Arithmetic progression in $[1,8]$ Let we have the set $\{1,2,3,4,5,6,7,8\}$ and we take any $6$ numbers from this set, i.e. this can be done by $\tbinom{8}{6}=28$ ways. Prove that each of these $6$-subsets contains 3-term arithmetic progression.
(!) FALSE: I believe that this is true because any $6$-subsets of the set $\{1,2,3,4,5,6,7,8\}$ contains three consecutive numbers, i.e. $n,n+1,n+2$.
But I am not able to prove it rigorously. 
Would be very grateful if anyone will help me.
EDIT: The user Arthur showed that my approach is false sine we can take $\{1,2,4,5,7,8\}$ which does not contain three consecutive integers. However, how to prove the initial statement?
 A: Hint:
It is equivalent to removing two elements from the eight element set. 
Now, these are the cases: 


*

*The two elements are together. (in this case you'll always have three consecutive elements (an Arithmetic Progression) in your new set)

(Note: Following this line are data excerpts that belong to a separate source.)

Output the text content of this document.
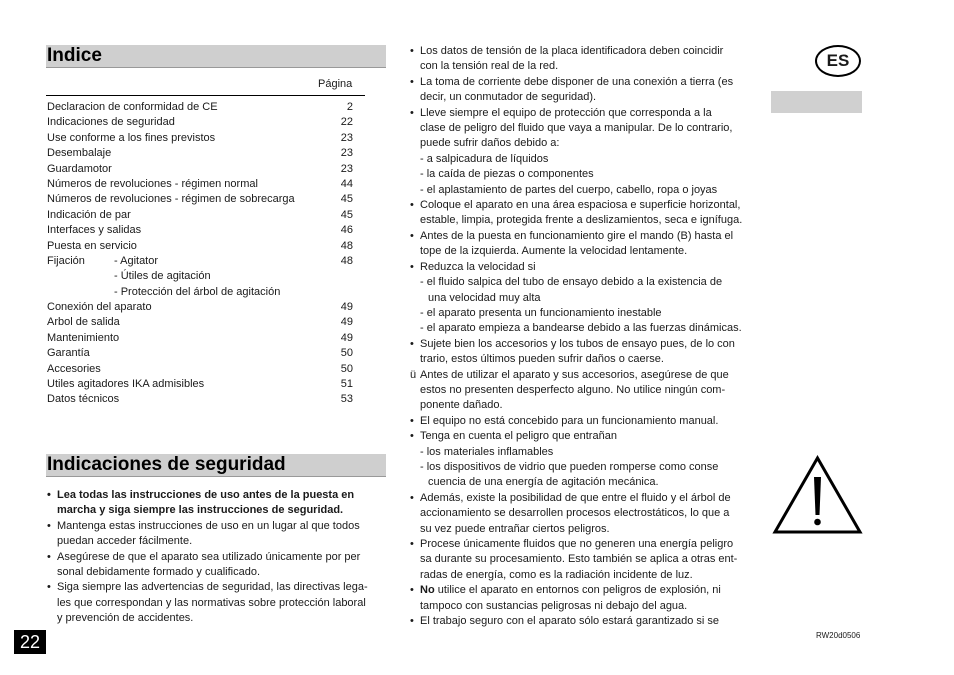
Indice
Página
Declaracion de conformidad de CE	2
Indicaciones de seguridad	22
Use conforme a los fines previstos	23
Desembalaje	23
Guardamotor	23
Números de revoluciones - régimen normal	44
Números de revoluciones - régimen de sobrecarga	45
Indicación de par	45
Interfaces y salidas	46
Puesta en servicio	48
Fijación	- Agitator	48
- Útiles de agitación
- Protección del árbol de agitación
Conexión del aparato	49
Arbol de salida	49
Mantenimiento	49
Garantía	50
Accesories	50
Utiles agitadores IKA admisibles	51
Datos técnicos	53
Indicaciones de seguridad
• Lea todas las instrucciones de uso antes de la puesta en
marcha y siga siempre las instrucciones de seguridad.
• Mantenga estas instrucciones de uso en un lugar al que todos
puedan acceder fácilmente.
• Asegúrese de que el aparato sea utilizado únicamente por per
sonal debidamente formado y cualificado.
• Siga siempre las advertencias de seguridad, las directivas lega-
les que correspondan y las normativas sobre protección laboral
y prevención de accidentes.
22
• Los datos de tensión de la placa identificadora deben coincidir
con la tensión real de la red.
• La toma de corriente debe disponer de una conexión a tierra (es
decir, un conmutador de seguridad).
• Lleve siempre el equipo de protección que corresponda a la
clase de peligro del fluido que vaya a manipular. De lo contrario,
puede sufrir daños debido a:
- a salpicadura de líquidos
- la caída de piezas o componentes
- el aplastamiento de partes del cuerpo, cabello, ropa o joyas
• Coloque el aparato en una área espaciosa e superficie horizontal,
estable, limpia, protegida frente a deslizamientos, seca e ignífuga.
• Antes de la puesta en funcionamiento gire el mando (B) hasta el
tope de la izquierda. Aumente la velocidad lentamente.
• Reduzca la velocidad si
- el fluido salpica del tubo de ensayo debido a la existencia de
una velocidad muy alta
- el aparato presenta un funcionamiento inestable
- el aparato empieza a bandearse debido a las fuerzas dinámicas.
• Sujete bien los accesorios y los tubos de ensayo pues, de lo con
trario, estos últimos pueden sufrir daños o caerse.
ü Antes de utilizar el aparato y sus accesorios, asegúrese de que
estos no presenten desperfecto alguno. No utilice ningún com-
ponente dañado.
• El equipo no está concebido para un funcionamiento manual.
• Tenga en cuenta el peligro que entrañan
- los materiales inflamables
- los dispositivos de vidrio que pueden romperse como conse
cuencia de una energía de agitación mecánica.
• Además, existe la posibilidad de que entre el fluido y el árbol de
accionamiento se desarrollen procesos electrostáticos, lo que a
su vez puede entrañar ciertos peligros.
• Procese únicamente fluidos que no generen una energía peligro
sa durante su procesamiento. Esto también se aplica a otras ent-
radas de energía, como es la radiación incidente de luz.
• No utilice el aparato en entornos con peligros de explosión, ni
tampoco con sustancias peligrosas ni debajo del agua.
• El trabajo seguro con el aparato sólo estará garantizado si se
ES
RW20d0506
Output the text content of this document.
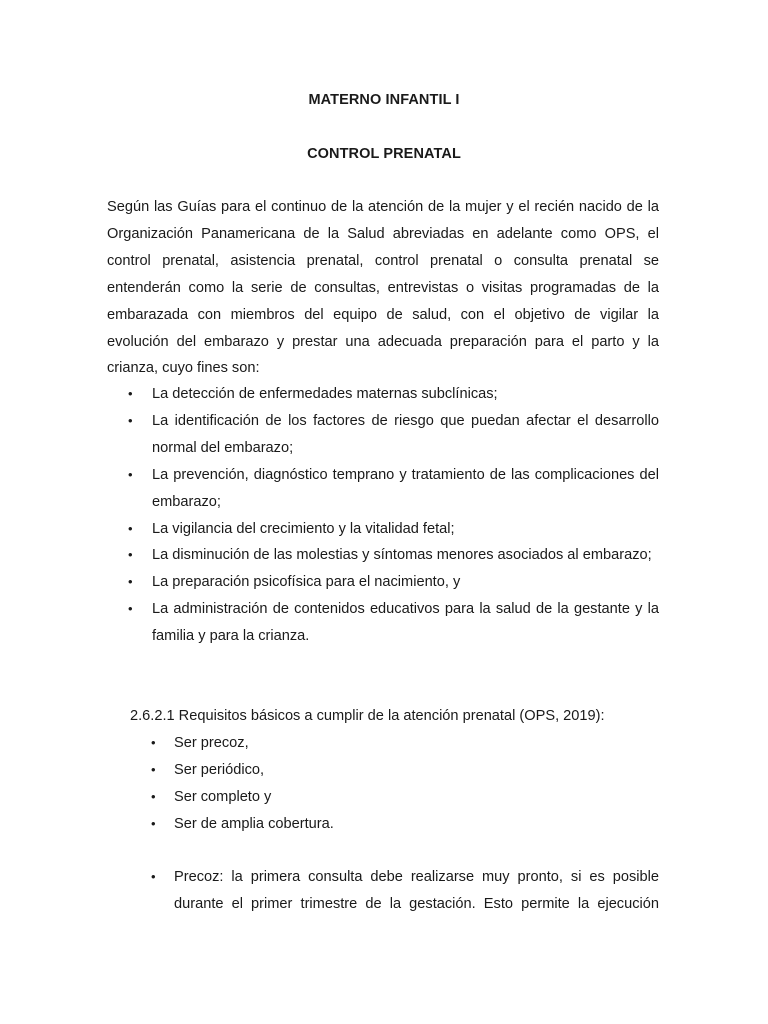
MATERNO INFANTIL I
CONTROL PRENATAL

Según las Guías para el continuo de la atención de la mujer y el recién nacido de la Organización Panamericana de la Salud abreviadas en adelante como OPS, el control prenatal, asistencia prenatal, control prenatal o consulta prenatal se entenderán como la serie de consultas, entrevistas o visitas programadas de la embarazada con miembros del equipo de salud, con el objetivo de vigilar la evolución del embarazo y prestar una adecuada preparación para el parto y la crianza, cuyo fines son:

• La detección de enfermedades maternas subclínicas;
• La identificación de los factores de riesgo que puedan afectar el desarrollo normal del embarazo;
• La prevención, diagnóstico temprano y tratamiento de las complicaciones del embarazo;
• La vigilancia del crecimiento y la vitalidad fetal;
• La disminución de las molestias y síntomas menores asociados al embarazo;
• La preparación psicofísica para el nacimiento, y
• La administración de contenidos educativos para la salud de la gestante y la familia y para la crianza.
2.6.2.1 Requisitos básicos a cumplir de la atención prenatal (OPS, 2019):
• Ser precoz,
• Ser periódico,
• Ser completo y
• Ser de amplia cobertura.
• Precoz: la primera consulta debe realizarse muy pronto, si es posible durante el primer trimestre de la gestación. Esto permite la ejecución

*The two elements are separated.


*

*When the two elements are separated by a gap = $6$ or $5$ or $4$ or$3$, there are always three consecutive integers remaining between them . 
When they are separated by a gap = $2$, there are only two cases possible: 
1) gap of $2$ between $2$ elements and $2$ other elements, you obtain an AP with common difference = $3$.
2) gap of $2$ between  $1$ element and $3$ other elements. (again consecutive $3$ elements) 
Prove that in each case (you just need to think about the second case now), an AP remains in your leftover group. 
A: Consider $m$-th and $n$-th numbers are not chosen ($m<n$). When $n-m=1;2;4;5;6;7$, there are three consecutive numbers. When $n-m=3$, there are three alternative consecutive (difference two) numbers.